En los meses siguientes a la entrevista, Hector siguió retozando con toda una serie de actrices jóvenes y guapas.

Le gustaba que lo vieran en público junto a ellas, le encantaba irse a la cama con ellas, pero ninguna de aquellas aventuras duraba mucho. O'Fallon era más inteligente que las demás mujeres que conocía, y cuando Hector se cansaba de su último juguete, invariablemente llamaba a Brigid para decirle que quería volver a verla. Entre principios de febrero y últimos de junio, fue a su apartamento un promedio de una o dos veces por semana, y hacia la mitad de ese periodo, durante la mayor parte de abril y mayo, pasaba a su lado al menos una noche de cada tres.

No cabía duda de que se había encariñado con ella. A medida que pasaban los meses, se fue creando entre ellos una confortable intimidad, pero mientras Brigid, menos experimentada, tomaba aquello como una muestra de amor eterno, Hector nunca se engañó a sí mismo pensando que eran algo más que buenos amigos. La veía como su compañera, como su pareja sexual, como su aliada fiel, pero eso no suponía que tuviese intención de proponerle matrimonio.

Ella era periodista, y debía saber lo que hacía Hector las noches que no dormía en su cama. No tenía más que abrir los periódicos de la mañana para seguir sus hazañas, para que le saltaran a la vista las insinuaciones sobre sus últimos escarceos y enamoramientos. Aunque la mayoría de las historias que leía acerca de él eran falsas, había pruebas más que suficientes para suscitar sus celos. Pero Brigid no era celosa; o al menos no lo demostraba. Cada vez que Hector la llamaba, lo recibía con los brazos abiertos.
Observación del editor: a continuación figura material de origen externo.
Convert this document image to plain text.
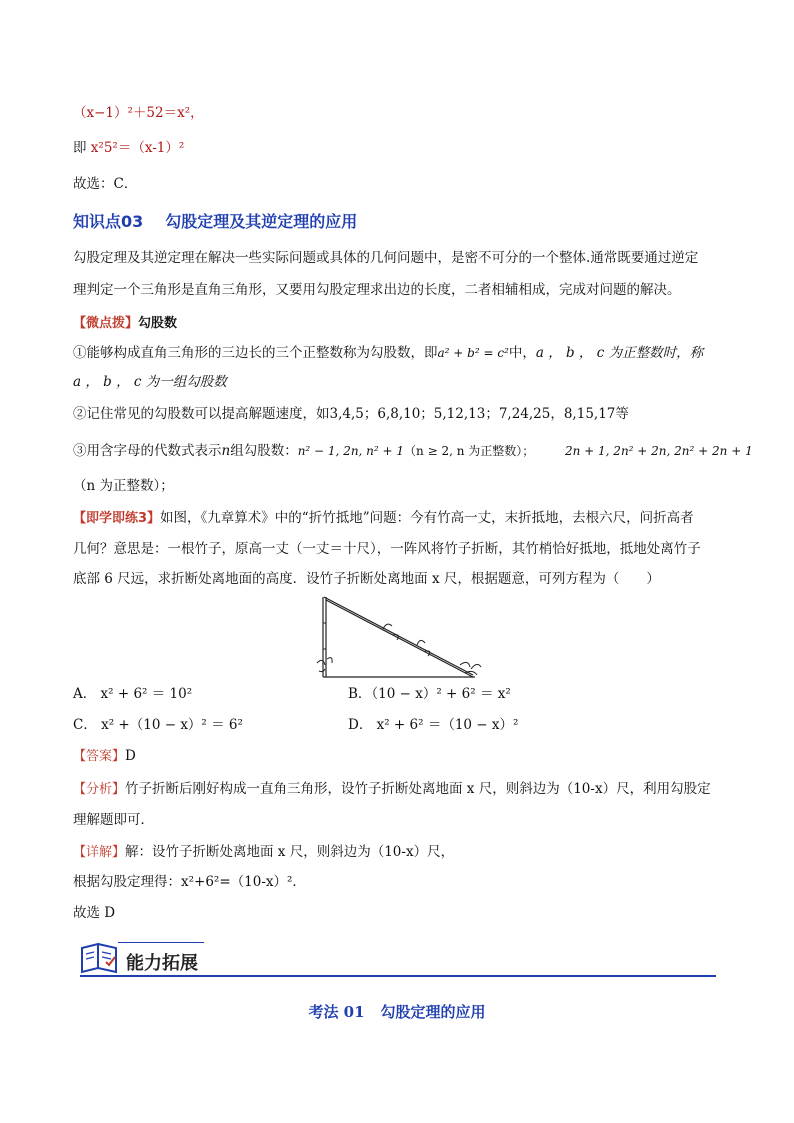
（x−1）²＋52＝x²，
即 x²5²＝（x-1）²
故选：C．
知识点03 勾股定理及其逆定理的应用
勾股定理及其逆定理在解决一些实际问题或具体的几何问题中，是密不可分的一个整体.通常既要通过逆定
理判定一个三角形是直角三角形，又要用勾股定理求出边的长度，二者相辅相成，完成对问题的解决。
【微点拨】勾股数
①能够构成直角三角形的三边长的三个正整数称为勾股数，即a² + b² = c²中，a ， b ， c 为正整数时，称
a ， b ， c 为一组勾股数
②记住常见的勾股数可以提高解题速度，如3,4,5；6,8,10；5,12,13；7,24,25，8,15,17等
③用含字母的代数式表示n组勾股数：n² − 1, 2n, n² + 1（n ≥ 2, n 为正整数）；	2n + 1, 2n² + 2n, 2n² + 2n + 1
（n 为正整数）；
【即学即练3】如图，《九章算术》中的“折竹抵地”问题：今有竹高一丈，末折抵地，去根六尺，问折高者
几何？意思是：一根竹子，原高一丈（一丈＝十尺），一阵风将竹子折断，其竹梢恰好抵地，抵地处离竹子
底部 6 尺远，求折断处离地面的高度．设竹子折断处离地面 x 尺，根据题意，可列方程为（　　）
A． x² + 6² ＝ 10²	B．（10 − x）² + 6² ＝ x²
C． x² +（10 − x）² ＝ 6²	D． x² + 6² ＝（10 − x）²
【答案】D
【分析】竹子折断后刚好构成一直角三角形，设竹子折断处离地面 x 尺，则斜边为（10-x）尺，利用勾股定
理解题即可．
【详解】解：设竹子折断处离地面 x 尺，则斜边为（10-x）尺，
根据勾股定理得：x²+6²=（10-x）²．
故选 D
能力拓展
考法 01 勾股定理的应用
Ella nunca mencionaba a las otras mujeres, y como no lo acusaba ni le hacía reproche alguno ni le pedía que cambiara de vida, el cariño que Hector sentía por ella no hacía sino aumentar. Ése era el plan de Brigid. Le había entregado su corazón, y antes que obligarlo a tomar una decisión prematura sobre su vida en común, decidió ser paciente. Tarde o temprano, Hector dejaría de andar saliendo por ahí. Algún día perdería el interés por correr frenéticamente detrás de las faldas. Se aburriría, se olvidaría de todo aquello, vería la luz. Y entonces ella estaría allí, para él.

Eso tramaba la lúcida e ingeniosa Brigid O'Fallon, y durante una temporada pareció que acabaría atrapando a su hombre. Envuelto en sus diversas disputas con Hunt, luchando contra la fatiga y la tensión de tener que realizar una nueva película cada mes, Hector se sentía cada vez menos inclinado a desperdiciar la noche en clubs de jazz y bares clandestinos, a malgastar sus fuerzas en seducciones inútiles. El apartamento de O'Fallon se convirtió en un refugio para él, y las apacibles noches que allí pasaban juntos le ayudaban a mantener en equilibrio la cabeza y la entrepierna. Brigid poseía un agudo sentido crítico, y como entendía más que él sobre la industria cinematográfica, Hector respetaba mucho sus opiniones. Fue ella, en realidad, quien sugirió la prueba para que Dolores Saint John hiciera el papel de hija del sheriff en
El utilero
, su siguiente comedia. Brigid llevaba unos meses estudiando la carrera de Saint John, y en su opinión aquella actriz de veintiún años tenía posibilidades de convertirse en algo grande, otra Mabel Normand o Gloria Swanson, otra Norma Talmadge.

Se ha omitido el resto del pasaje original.